El estallido museístico de los años 1980 y 1990 creó un agente adicional de la memoria que ayudó a reavivar las fotos de atrocidades. Los museos generaron espacios adicionales en los que contemplar visualmente el Holocausto. La fotografía ayudó a resolver el delicado tema de dónde y cómo conmemorar el Holocausto, a través de cuestiones sobre qué fotografías usar y cómo debían ser utilizadas, elementos centrales para formar la imagen visual del trabajo de memoria de los museos.

Parece haber un consenso en los museos del Holocausto de que el público ya no está interesado en exposiciones realizadas íntegramente de fotografías de atrocidades. En las sociedades occidentales, predispuestas a la cultura mediática, las historias y fotografías de personas individuales son consideradas más atractivas, añadiendo el drama personal al, por otra parte, hecho incomprensible. Como resultado, las fotografías familiares de pre-guerra, están ahora siendo añadidas a las colecciones del Holocausto. Esas fotografías, previamente consideradas recuerdos privados sin valor documental, son consideradas elementos centrales de la narrativa del Holocausto; ninguna memoria visual parece completa sin ellas. Como todas las colecciones familiares, son versiones idealizadas de la vida familiar: nacimientos, bodas, vacaciones, fiestas de cumpleaños y excursiones familiares. Los álbumes familiares no muestran nunca los conflictos, la miseria, la pobreza o la muerte. Implícito en esas fotografías de momentos felices están sentimientos de tristeza y pérdida. Las fotografías familiares no sólo son un reconocimiento de la continuidad de la vida sino también de la inevitabilidad de la muerte. Por eso, cada fotografía representa el retorno del muerto.

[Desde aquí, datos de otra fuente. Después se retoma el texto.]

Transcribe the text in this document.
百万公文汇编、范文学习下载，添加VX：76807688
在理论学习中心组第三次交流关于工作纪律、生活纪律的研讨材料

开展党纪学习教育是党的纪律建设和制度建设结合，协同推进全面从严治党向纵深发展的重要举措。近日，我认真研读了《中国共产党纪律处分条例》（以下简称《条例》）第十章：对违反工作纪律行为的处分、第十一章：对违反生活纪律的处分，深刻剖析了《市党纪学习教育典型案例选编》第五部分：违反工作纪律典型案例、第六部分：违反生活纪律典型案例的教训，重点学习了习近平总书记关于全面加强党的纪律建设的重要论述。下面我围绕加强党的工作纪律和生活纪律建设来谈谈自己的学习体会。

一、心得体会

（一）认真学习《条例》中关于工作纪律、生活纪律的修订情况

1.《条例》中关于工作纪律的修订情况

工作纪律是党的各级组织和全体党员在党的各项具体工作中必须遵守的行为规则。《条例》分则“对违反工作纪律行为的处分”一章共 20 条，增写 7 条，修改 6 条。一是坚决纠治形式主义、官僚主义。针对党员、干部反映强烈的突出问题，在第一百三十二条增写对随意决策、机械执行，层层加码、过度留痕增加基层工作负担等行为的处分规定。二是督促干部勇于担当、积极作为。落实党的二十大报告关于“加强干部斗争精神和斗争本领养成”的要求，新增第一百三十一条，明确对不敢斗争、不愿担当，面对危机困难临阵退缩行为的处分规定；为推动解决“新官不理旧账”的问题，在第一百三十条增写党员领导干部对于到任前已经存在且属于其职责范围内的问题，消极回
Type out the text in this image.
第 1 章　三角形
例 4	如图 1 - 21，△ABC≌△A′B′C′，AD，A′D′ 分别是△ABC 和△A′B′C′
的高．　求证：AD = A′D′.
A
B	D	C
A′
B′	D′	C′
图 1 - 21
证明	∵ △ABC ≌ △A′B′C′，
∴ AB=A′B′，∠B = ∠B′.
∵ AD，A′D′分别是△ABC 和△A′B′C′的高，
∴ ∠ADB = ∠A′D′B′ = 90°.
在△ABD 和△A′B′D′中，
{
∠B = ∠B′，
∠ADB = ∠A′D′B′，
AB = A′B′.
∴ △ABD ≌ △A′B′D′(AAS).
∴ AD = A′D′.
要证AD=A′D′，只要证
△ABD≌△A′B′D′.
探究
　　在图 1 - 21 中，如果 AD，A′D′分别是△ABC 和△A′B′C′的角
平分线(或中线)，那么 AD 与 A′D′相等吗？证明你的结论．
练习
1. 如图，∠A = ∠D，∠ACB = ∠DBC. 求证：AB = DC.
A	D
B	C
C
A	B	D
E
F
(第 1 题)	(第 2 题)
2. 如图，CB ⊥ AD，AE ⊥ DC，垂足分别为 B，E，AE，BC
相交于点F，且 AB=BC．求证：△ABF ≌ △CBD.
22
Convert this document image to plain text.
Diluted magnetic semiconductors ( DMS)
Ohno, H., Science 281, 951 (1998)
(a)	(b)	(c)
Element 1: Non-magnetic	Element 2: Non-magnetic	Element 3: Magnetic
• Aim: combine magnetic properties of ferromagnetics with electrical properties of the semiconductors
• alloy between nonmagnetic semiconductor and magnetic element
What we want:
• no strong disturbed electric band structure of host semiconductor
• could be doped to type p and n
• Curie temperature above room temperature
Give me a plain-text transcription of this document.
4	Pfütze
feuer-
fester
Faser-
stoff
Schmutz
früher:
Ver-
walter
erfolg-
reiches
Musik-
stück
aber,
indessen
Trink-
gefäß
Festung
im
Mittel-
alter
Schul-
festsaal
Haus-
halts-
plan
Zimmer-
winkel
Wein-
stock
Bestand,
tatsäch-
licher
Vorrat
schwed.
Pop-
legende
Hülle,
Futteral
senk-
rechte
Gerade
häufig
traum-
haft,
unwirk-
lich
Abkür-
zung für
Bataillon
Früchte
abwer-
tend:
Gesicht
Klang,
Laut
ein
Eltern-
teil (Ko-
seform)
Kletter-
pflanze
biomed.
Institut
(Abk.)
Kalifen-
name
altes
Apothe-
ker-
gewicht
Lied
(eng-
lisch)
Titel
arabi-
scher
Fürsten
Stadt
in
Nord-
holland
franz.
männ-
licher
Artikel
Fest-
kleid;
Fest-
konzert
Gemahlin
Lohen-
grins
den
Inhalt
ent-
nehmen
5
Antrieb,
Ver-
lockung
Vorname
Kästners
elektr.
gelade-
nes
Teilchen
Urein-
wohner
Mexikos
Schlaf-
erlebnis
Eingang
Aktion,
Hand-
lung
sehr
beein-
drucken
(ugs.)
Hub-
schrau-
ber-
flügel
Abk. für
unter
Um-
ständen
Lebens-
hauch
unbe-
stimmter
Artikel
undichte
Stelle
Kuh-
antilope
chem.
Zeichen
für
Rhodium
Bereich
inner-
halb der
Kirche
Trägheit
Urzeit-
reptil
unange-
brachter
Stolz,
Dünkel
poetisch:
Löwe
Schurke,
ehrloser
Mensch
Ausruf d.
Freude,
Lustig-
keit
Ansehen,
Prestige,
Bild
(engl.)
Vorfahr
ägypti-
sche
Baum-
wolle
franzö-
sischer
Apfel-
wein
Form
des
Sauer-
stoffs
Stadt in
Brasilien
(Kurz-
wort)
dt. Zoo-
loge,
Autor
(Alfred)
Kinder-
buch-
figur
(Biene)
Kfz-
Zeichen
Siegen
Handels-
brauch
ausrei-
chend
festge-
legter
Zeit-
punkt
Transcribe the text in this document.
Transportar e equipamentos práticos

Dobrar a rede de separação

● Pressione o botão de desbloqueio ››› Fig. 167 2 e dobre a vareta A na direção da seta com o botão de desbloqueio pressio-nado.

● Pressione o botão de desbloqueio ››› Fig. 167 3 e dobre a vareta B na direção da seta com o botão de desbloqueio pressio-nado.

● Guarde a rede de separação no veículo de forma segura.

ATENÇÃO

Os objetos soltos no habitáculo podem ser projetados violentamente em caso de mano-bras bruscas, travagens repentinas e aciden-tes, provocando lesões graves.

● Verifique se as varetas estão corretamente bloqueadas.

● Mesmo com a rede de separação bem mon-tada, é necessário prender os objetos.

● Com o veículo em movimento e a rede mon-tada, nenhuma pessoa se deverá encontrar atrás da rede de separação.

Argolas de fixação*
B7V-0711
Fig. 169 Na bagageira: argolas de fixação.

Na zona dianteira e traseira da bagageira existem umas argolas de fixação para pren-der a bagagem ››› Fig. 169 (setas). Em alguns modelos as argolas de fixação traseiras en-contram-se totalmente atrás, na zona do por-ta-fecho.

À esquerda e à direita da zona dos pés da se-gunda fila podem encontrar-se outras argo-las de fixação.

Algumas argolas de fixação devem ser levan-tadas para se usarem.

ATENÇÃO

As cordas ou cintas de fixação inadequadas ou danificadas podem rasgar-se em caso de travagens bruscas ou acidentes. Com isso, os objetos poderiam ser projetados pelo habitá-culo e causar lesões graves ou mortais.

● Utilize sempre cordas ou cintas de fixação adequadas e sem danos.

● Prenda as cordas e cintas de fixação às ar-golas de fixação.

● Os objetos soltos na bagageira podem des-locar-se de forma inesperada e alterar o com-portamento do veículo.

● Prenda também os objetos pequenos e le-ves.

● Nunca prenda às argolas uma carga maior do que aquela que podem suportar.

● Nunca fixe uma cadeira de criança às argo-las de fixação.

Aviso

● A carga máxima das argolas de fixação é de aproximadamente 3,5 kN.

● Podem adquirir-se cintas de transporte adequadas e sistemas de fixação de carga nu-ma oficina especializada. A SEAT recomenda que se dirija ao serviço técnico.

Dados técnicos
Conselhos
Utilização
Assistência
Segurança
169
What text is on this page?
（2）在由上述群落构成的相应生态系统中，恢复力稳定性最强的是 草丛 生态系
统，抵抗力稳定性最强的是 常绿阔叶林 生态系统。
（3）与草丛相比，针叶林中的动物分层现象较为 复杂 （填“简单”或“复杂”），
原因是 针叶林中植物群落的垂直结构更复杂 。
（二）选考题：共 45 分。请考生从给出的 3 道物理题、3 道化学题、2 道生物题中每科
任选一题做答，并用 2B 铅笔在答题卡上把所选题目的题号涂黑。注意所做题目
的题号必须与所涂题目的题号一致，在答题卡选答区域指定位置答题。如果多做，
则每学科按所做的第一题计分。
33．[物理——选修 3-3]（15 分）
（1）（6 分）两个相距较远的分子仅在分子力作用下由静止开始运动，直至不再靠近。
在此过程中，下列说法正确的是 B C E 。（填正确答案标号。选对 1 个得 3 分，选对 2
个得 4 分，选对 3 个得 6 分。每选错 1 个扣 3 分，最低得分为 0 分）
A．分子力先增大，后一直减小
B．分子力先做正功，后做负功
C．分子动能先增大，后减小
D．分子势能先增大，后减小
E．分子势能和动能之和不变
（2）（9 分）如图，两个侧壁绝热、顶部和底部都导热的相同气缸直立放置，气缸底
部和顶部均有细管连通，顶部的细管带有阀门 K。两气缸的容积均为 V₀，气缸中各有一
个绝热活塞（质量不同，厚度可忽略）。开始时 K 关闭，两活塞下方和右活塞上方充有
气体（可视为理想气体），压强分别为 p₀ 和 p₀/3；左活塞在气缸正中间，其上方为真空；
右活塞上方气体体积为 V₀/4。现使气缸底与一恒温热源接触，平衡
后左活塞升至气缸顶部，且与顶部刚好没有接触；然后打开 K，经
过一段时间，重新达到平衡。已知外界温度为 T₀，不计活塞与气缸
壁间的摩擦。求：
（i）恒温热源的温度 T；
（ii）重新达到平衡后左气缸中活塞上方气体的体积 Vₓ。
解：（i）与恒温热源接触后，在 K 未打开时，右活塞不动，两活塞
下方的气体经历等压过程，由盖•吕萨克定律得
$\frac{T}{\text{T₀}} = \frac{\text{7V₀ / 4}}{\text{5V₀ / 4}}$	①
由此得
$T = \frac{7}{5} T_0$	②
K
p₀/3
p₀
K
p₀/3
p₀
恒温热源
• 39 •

Además de ser muy personales, las fotografías familiares son universales; son únicas pero al mismo tiempo extraordinarias. Cada uno puede “leer” una fotografía familiar, a pesar de a quién pertenece, proyectando en ella su propias memorias. En el contexto del Holocausto, colocar las fotos familiares al lado de aquellas de fusilamientos, ahorcamientos, pilas de muertos y pilas de cuerpos esqueléticos, incrementa su patetismo.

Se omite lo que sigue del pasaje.